Due to the design of the compression element, this stored energy obtained by the initial impact of the free mass towards the compression element provides approximately 30% of the force required to accelerate the free mass in the opposite direction. Thus, power savings and associated cost benefits are obtained. Since compression springs are non-linear, armature collisions can all be avoided by correct selection of the elements.

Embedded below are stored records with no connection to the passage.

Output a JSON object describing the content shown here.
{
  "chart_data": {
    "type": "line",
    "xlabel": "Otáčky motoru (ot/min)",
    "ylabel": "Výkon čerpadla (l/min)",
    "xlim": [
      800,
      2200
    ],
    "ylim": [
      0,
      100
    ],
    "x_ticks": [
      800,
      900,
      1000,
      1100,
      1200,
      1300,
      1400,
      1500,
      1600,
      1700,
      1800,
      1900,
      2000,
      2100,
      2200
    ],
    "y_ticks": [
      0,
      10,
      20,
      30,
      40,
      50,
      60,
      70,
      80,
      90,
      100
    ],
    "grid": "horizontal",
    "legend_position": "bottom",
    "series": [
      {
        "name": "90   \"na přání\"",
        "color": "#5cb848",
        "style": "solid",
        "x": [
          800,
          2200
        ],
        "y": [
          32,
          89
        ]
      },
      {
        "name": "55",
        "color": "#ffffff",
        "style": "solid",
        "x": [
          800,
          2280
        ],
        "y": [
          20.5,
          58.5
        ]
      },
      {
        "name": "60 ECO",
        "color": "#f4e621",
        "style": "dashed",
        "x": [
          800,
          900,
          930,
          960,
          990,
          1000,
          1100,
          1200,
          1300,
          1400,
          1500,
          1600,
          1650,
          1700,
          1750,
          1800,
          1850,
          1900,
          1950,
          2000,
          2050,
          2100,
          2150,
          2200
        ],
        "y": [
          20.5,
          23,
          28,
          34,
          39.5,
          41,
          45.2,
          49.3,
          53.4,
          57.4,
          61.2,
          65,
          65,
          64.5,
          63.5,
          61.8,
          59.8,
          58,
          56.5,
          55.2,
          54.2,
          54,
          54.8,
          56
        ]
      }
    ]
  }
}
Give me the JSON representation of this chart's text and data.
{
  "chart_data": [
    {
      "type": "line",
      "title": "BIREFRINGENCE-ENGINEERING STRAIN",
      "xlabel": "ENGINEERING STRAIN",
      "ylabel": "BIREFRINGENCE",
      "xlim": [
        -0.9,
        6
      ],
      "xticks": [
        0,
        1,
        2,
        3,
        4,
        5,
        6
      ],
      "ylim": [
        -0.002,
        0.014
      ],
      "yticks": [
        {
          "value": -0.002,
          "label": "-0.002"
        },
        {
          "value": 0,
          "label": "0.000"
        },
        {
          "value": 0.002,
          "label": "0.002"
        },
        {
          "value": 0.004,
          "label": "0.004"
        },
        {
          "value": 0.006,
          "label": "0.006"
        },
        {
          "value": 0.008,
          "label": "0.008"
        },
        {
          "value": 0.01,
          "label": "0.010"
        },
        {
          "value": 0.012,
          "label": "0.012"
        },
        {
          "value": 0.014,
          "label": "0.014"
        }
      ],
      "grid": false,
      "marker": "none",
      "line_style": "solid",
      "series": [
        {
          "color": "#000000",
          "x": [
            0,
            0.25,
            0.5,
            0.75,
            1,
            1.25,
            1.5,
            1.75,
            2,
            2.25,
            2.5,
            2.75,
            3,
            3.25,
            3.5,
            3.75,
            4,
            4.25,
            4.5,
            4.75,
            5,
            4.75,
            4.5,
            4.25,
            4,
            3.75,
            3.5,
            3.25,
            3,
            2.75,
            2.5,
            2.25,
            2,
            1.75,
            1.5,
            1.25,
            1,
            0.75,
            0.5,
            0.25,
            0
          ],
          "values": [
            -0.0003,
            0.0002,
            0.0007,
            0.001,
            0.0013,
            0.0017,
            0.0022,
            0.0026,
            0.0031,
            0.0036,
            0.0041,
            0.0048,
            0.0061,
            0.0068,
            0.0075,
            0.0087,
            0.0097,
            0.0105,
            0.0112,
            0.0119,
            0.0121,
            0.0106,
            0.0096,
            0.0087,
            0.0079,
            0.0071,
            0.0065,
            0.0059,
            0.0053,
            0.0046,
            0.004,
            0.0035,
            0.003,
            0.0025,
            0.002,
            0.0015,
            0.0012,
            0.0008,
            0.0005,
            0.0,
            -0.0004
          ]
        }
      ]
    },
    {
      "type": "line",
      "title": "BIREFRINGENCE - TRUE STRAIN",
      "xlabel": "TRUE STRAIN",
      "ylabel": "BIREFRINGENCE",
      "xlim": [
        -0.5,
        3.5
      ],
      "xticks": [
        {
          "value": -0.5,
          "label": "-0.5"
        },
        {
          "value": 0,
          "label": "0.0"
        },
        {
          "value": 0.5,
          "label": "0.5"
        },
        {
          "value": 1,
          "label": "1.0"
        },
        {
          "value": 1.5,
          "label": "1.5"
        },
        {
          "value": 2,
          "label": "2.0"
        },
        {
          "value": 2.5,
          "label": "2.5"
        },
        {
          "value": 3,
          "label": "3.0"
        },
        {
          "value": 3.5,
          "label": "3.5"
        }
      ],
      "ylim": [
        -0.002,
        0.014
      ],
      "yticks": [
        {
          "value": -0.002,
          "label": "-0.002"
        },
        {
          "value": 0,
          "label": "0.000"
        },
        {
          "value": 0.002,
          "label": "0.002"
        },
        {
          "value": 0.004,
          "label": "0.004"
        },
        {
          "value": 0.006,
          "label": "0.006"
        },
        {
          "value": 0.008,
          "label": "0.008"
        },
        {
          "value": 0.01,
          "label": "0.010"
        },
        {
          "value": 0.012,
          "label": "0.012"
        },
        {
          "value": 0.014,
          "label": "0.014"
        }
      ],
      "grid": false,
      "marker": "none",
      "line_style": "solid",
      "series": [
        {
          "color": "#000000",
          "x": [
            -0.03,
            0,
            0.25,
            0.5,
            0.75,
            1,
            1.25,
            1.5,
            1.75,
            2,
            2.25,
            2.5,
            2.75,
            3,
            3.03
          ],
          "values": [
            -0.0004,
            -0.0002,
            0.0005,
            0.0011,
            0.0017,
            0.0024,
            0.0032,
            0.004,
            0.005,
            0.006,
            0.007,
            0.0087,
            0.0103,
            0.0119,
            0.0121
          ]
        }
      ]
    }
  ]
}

[Brief explanation of drawings]

Fig. 1 is a schematic diagram of a feeder trough with an electromagnetic exciter installed; Fig. 2 is an exploded view of the inventive exciter with some parts cut away; Fig. 3 is for clarity. 2 is a front view of the device shown in cross section with some parts cut away; FIG. 4 is an end view of the device of FIG. 2 with parts of the housing cut away and shown in cross section; FIG. is a side view shown on line 5-5 in Fig. 4, Fig. 6 is a graph showing the frequency response band of the electromagnetic exciter, Fig. 7 is a graph showing the energy output of the electromagnetic exciter, and Fig. 8 is a graph showing the energy output of the electromagnetic exciter. 9 is an elevational view of an elastomeric compression element, FIG. 9 is a plan view of an elastomeric ring, and FIG. 10 is a partially sectional elevational view of the ring shown in FIG. 10...Trough (gutter), 12...Electromagnetic exciter,
20...Housing, 26...Electromagnet, 44,4
6...Nonlinear spring device, 60...Free weight body.

Claims (1)

[Scope of Claims] 1. An electromagnetic excitation device comprising a vibrator body having a plurality of inwardly oriented electromagnetic devices, and a free weight body supported for longitudinal movement within the vibrator body. The vibrator includes a non-linear spring device carried within the vibrator body, the non-linear spring device being laterally and longitudinally proximate to the adjacent electromagnetic device and in contact with the free weight body. An electromagnetic exciter characterized by having a contact surface that 2. The electromagnetic vibrator according to claim 1, wherein the nonlinear spring device is an elastomer compression element having a curved surface, and the contact surface is curved. vessel. 3. The electromagnetic vibrator according to claim 1, wherein the contact surface of the nonlinear spring device is an elastomer compression element in which raised portions and recessed portions are alternately provided. Shaker. 4. The electromagnetic vibrator according to claim 1, wherein the contact surface has a step. 5. The electromagnetic vibrator according to claim 1, wherein the nonlinear spring device is an elastomer ring. 6. The electromagnetic vibrator according to claim 5, wherein the elastomer ring has alternating raised portions and recessed portions over its entire area. 7. The electromagnetic vibrator according to claim 5, wherein the elastomer ring has a step surface having undulations over its entire area.